Superintendent Dr. Fields told the Board of Education on Tuesday that a district survey and a Sept. 30 public forum produced mixed feedback on the 2018 district restructuring and that two areas — academic achievement and fiscal efficiency — stood out as needing deeper examination.
"After reviewing the data, specifically the academic and graduation rate, to what extent do you feel restructuring has improved learning and achievement for students, you will see that 51.5% stated that there was a decline," Dr. Fields said as he summarized survey responses collected after the September forum. He said 67.1 percent of survey respondents were district staff and that 54.8 percent of respondents reported more than 10 years of involvement with the district.
Dr. Fields said 204 respondents indicated they did not see increased fiscal efficiency, another stated goal of restructuring; roughly one‑third of respondents rated early‑education progress as the most improved goal area, while 49.7 percent said academic achievement requires the most improvement. He told the board the raw survey data and chart‑board comments from the Sept. 30 meeting would be made public and invited trustees and community members to review the materials.

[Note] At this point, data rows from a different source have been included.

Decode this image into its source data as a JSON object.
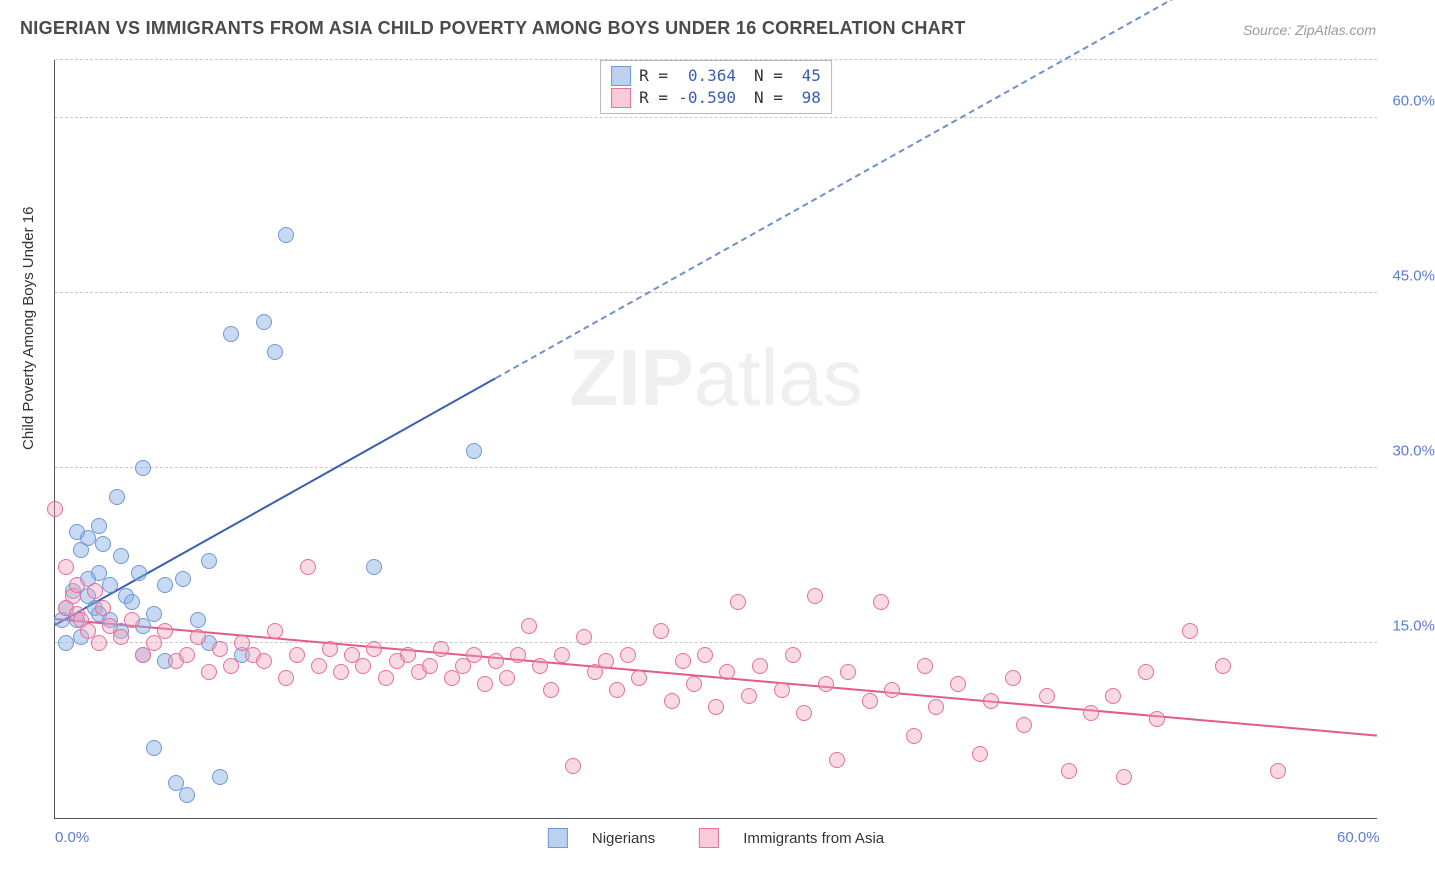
{
  "title": "NIGERIAN VS IMMIGRANTS FROM ASIA CHILD POVERTY AMONG BOYS UNDER 16 CORRELATION CHART",
  "source": "Source: ZipAtlas.com",
  "ylabel": "Child Poverty Among Boys Under 16",
  "watermark_bold": "ZIP",
  "watermark_rest": "atlas",
  "chart": {
    "type": "scatter",
    "xlim": [
      0,
      60
    ],
    "ylim": [
      0,
      65
    ],
    "xtick_labels": [
      {
        "v": 0,
        "label": "0.0%"
      },
      {
        "v": 60,
        "label": "60.0%"
      }
    ],
    "ytick_labels": [
      {
        "v": 15,
        "label": "15.0%"
      },
      {
        "v": 30,
        "label": "30.0%"
      },
      {
        "v": 45,
        "label": "45.0%"
      },
      {
        "v": 60,
        "label": "60.0%"
      }
    ],
    "gridlines_y": [
      15,
      30,
      45,
      60,
      65
    ],
    "background_color": "#ffffff",
    "grid_color": "#c8c8c8",
    "marker_size": 14,
    "series": [
      {
        "name": "Nigerians",
        "color_fill": "rgba(133,172,227,0.45)",
        "color_border": "#6f98d6",
        "css": "blue",
        "R": "0.364",
        "N": "45",
        "trend": {
          "x1": 0,
          "y1": 16.5,
          "x2": 60,
          "y2": 80,
          "solid_until_x": 20
        },
        "points": [
          [
            0.3,
            17.0
          ],
          [
            0.5,
            15.0
          ],
          [
            0.5,
            18.0
          ],
          [
            0.8,
            19.5
          ],
          [
            1.0,
            24.5
          ],
          [
            1.0,
            17.0
          ],
          [
            1.2,
            23.0
          ],
          [
            1.2,
            15.5
          ],
          [
            1.5,
            24.0
          ],
          [
            1.5,
            19.0
          ],
          [
            1.5,
            20.5
          ],
          [
            1.8,
            18.0
          ],
          [
            2.0,
            25.0
          ],
          [
            2.0,
            21.0
          ],
          [
            2.0,
            17.5
          ],
          [
            2.2,
            23.5
          ],
          [
            2.5,
            20.0
          ],
          [
            2.5,
            17.0
          ],
          [
            2.8,
            27.5
          ],
          [
            3.0,
            22.5
          ],
          [
            3.0,
            16.0
          ],
          [
            3.2,
            19.0
          ],
          [
            3.5,
            18.5
          ],
          [
            3.8,
            21.0
          ],
          [
            4.0,
            30.0
          ],
          [
            4.0,
            16.5
          ],
          [
            4.0,
            14.0
          ],
          [
            4.5,
            6.0
          ],
          [
            4.5,
            17.5
          ],
          [
            5.0,
            20.0
          ],
          [
            5.0,
            13.5
          ],
          [
            5.5,
            3.0
          ],
          [
            5.8,
            20.5
          ],
          [
            6.0,
            2.0
          ],
          [
            6.5,
            17.0
          ],
          [
            7.0,
            22.0
          ],
          [
            7.0,
            15.0
          ],
          [
            7.5,
            3.5
          ],
          [
            8.0,
            41.5
          ],
          [
            8.5,
            14.0
          ],
          [
            9.5,
            42.5
          ],
          [
            10.0,
            40.0
          ],
          [
            10.5,
            50.0
          ],
          [
            14.5,
            21.5
          ],
          [
            19.0,
            31.5
          ]
        ]
      },
      {
        "name": "Immigrants from Asia",
        "color_fill": "rgba(240,160,185,0.40)",
        "color_border": "#e76f9c",
        "css": "pink",
        "R": "-0.590",
        "N": "98",
        "trend": {
          "x1": 0,
          "y1": 17.0,
          "x2": 60,
          "y2": 7.0,
          "solid_until_x": 60
        },
        "points": [
          [
            0.0,
            26.5
          ],
          [
            0.5,
            18.0
          ],
          [
            0.5,
            21.5
          ],
          [
            0.8,
            19.0
          ],
          [
            1.0,
            17.5
          ],
          [
            1.0,
            20.0
          ],
          [
            1.2,
            17.0
          ],
          [
            1.5,
            16.0
          ],
          [
            1.8,
            19.5
          ],
          [
            2.0,
            15.0
          ],
          [
            2.2,
            18.0
          ],
          [
            2.5,
            16.5
          ],
          [
            3.0,
            15.5
          ],
          [
            3.5,
            17.0
          ],
          [
            4.0,
            14.0
          ],
          [
            4.5,
            15.0
          ],
          [
            5.0,
            16.0
          ],
          [
            5.5,
            13.5
          ],
          [
            6.0,
            14.0
          ],
          [
            6.5,
            15.5
          ],
          [
            7.0,
            12.5
          ],
          [
            7.5,
            14.5
          ],
          [
            8.0,
            13.0
          ],
          [
            8.5,
            15.0
          ],
          [
            9.0,
            14.0
          ],
          [
            9.5,
            13.5
          ],
          [
            10.0,
            16.0
          ],
          [
            10.5,
            12.0
          ],
          [
            11.0,
            14.0
          ],
          [
            11.5,
            21.5
          ],
          [
            12.0,
            13.0
          ],
          [
            12.5,
            14.5
          ],
          [
            13.0,
            12.5
          ],
          [
            13.5,
            14.0
          ],
          [
            14.0,
            13.0
          ],
          [
            14.5,
            14.5
          ],
          [
            15.0,
            12.0
          ],
          [
            15.5,
            13.5
          ],
          [
            16.0,
            14.0
          ],
          [
            16.5,
            12.5
          ],
          [
            17.0,
            13.0
          ],
          [
            17.5,
            14.5
          ],
          [
            18.0,
            12.0
          ],
          [
            18.5,
            13.0
          ],
          [
            19.0,
            14.0
          ],
          [
            19.5,
            11.5
          ],
          [
            20.0,
            13.5
          ],
          [
            20.5,
            12.0
          ],
          [
            21.0,
            14.0
          ],
          [
            21.5,
            16.5
          ],
          [
            22.0,
            13.0
          ],
          [
            22.5,
            11.0
          ],
          [
            23.0,
            14.0
          ],
          [
            23.5,
            4.5
          ],
          [
            24.0,
            15.5
          ],
          [
            24.5,
            12.5
          ],
          [
            25.0,
            13.5
          ],
          [
            25.5,
            11.0
          ],
          [
            26.0,
            14.0
          ],
          [
            26.5,
            12.0
          ],
          [
            27.5,
            16.0
          ],
          [
            28.0,
            10.0
          ],
          [
            28.5,
            13.5
          ],
          [
            29.0,
            11.5
          ],
          [
            29.5,
            14.0
          ],
          [
            30.0,
            9.5
          ],
          [
            30.5,
            12.5
          ],
          [
            31.0,
            18.5
          ],
          [
            31.5,
            10.5
          ],
          [
            32.0,
            13.0
          ],
          [
            33.0,
            11.0
          ],
          [
            33.5,
            14.0
          ],
          [
            34.0,
            9.0
          ],
          [
            34.5,
            19.0
          ],
          [
            35.0,
            11.5
          ],
          [
            35.5,
            5.0
          ],
          [
            36.0,
            12.5
          ],
          [
            37.0,
            10.0
          ],
          [
            37.5,
            18.5
          ],
          [
            38.0,
            11.0
          ],
          [
            39.0,
            7.0
          ],
          [
            39.5,
            13.0
          ],
          [
            40.0,
            9.5
          ],
          [
            41.0,
            11.5
          ],
          [
            42.0,
            5.5
          ],
          [
            42.5,
            10.0
          ],
          [
            43.5,
            12.0
          ],
          [
            44.0,
            8.0
          ],
          [
            45.0,
            10.5
          ],
          [
            46.0,
            4.0
          ],
          [
            47.0,
            9.0
          ],
          [
            48.0,
            10.5
          ],
          [
            48.5,
            3.5
          ],
          [
            49.5,
            12.5
          ],
          [
            50.0,
            8.5
          ],
          [
            51.5,
            16.0
          ],
          [
            53.0,
            13.0
          ],
          [
            55.5,
            4.0
          ]
        ]
      }
    ]
  },
  "legend_box": {
    "R_label": "R =",
    "N_label": "N ="
  },
  "bottom_legend": [
    "Nigerians",
    "Immigrants from Asia"
  ]
}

Board members asked how the board should proceed. Dr. Fields suggested the leadership team focus on academic achievement and fiscal efficiency as the immediate follow‑up areas. He advised trustees that timing for any decision would depend on the magnitude of change under consideration: a late January deadline for near‑term changes or a May decision at the latest if the board wanted to hold to a decision window for the 2026–27 school year. "If the board is looking at this as more so, 'Hey, we wanna keep things as they are for the 26‑27 school year,' I would say at the absolute latest there would need to be some hard decisions made around May," he said.
Trustees and staff stressed the need to collect more community input and to avoid rushing implementation steps. Several board members urged residents to complete the anonymous survey, which Dr. Fields said will remain open. Trustees said they will continue deliberations and asked administration to return with targeted analysis on academic measures, graduation rates and financial efficiency metrics to support any potential policy or operational changes.
No formal action to change the restructuring was taken at the meeting; Dr. Fields asked the board for direction on next steps and told trustees the leadership team will continue to gather data, prepare follow‑up analyses and support community engagement leading up to a potential decision window in early 2026.